Methods: Twenty formerly homeless individuals with mental illness and histories of criminal justice involvement were interviewed approximately two years after enrolling in an ATI initiative. Participants were receiving permanent independent housing and comprehensive supports built on harm reduction principles through a Housing First program. Participants completed semi-structured qualitative interviews that were digitally recorded and transcribed. Questions covered their life history, experiences with the criminal justice system, and experience with the program. Using a modified grounded theory approach, data analysis included 1) developing initial codes (open coding), 2) validating & using the codes (i.e., coding all transcripts) and 3) clustering and interpreting the codes, coded excerpts, and developing broader themes.
Results: Participants largely viewed the ATI initiative as a structure by whose rules and regulations they had to abide. However, they also recognized and were grateful that even within the ATI system, the courts would give them second chances. Participants identified Housing First program components including permanent housing; non-judgmental, person-oriented and time-unlimited services; consumer choice; flexible limits, harm reduction, and second chances as critical to their success in the program. Participants also distinguished court requirements from the program's requirements. Participants reported an improved quality of life, a better outlook, positive internal shifts (e.g., becoming more trusting, confident), and having new goals (e.g., finding a job, restoring family connections) as a result of program participation.

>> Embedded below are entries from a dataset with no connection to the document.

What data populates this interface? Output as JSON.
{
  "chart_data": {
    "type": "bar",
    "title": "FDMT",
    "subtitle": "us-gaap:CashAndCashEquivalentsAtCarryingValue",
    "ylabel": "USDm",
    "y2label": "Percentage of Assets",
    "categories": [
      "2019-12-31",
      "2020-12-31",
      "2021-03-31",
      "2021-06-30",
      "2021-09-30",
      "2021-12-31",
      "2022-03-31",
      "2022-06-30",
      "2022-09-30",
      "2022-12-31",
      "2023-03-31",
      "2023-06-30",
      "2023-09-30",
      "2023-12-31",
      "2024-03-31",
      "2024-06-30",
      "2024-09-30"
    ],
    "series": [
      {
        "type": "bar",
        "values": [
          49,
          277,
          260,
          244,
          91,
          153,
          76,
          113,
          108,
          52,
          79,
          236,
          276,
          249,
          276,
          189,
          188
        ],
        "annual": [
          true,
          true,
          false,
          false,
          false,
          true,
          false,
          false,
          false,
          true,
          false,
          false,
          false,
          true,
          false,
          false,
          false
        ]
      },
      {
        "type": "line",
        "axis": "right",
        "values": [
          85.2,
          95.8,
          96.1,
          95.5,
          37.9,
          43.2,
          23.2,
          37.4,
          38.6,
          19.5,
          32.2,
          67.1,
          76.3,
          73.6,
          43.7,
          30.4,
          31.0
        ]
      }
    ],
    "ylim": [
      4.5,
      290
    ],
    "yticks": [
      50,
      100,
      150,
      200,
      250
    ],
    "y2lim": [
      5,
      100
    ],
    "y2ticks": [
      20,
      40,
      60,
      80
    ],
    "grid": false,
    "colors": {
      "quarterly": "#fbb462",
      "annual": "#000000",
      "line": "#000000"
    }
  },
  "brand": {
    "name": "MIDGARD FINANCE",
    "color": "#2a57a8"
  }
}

Conclusions & Implications: This presentation identifies practices that can make the combination of Housing First, a model based on consumer choice, flexible services, and harm reduction, work within the constraints imposed by ATI programs that involve treatment mandates, monitoring, and reporting requirements. Unlike most ATI programs, Housing First was not as closely equated with the criminal justice system and was perceived as honoring consumer choice. Key program features address both personal risk factors and typical treatment system risk factors, resulting in improved outcomes two years post-enrollment and suggesting that Housing First is a viable ATI strategy.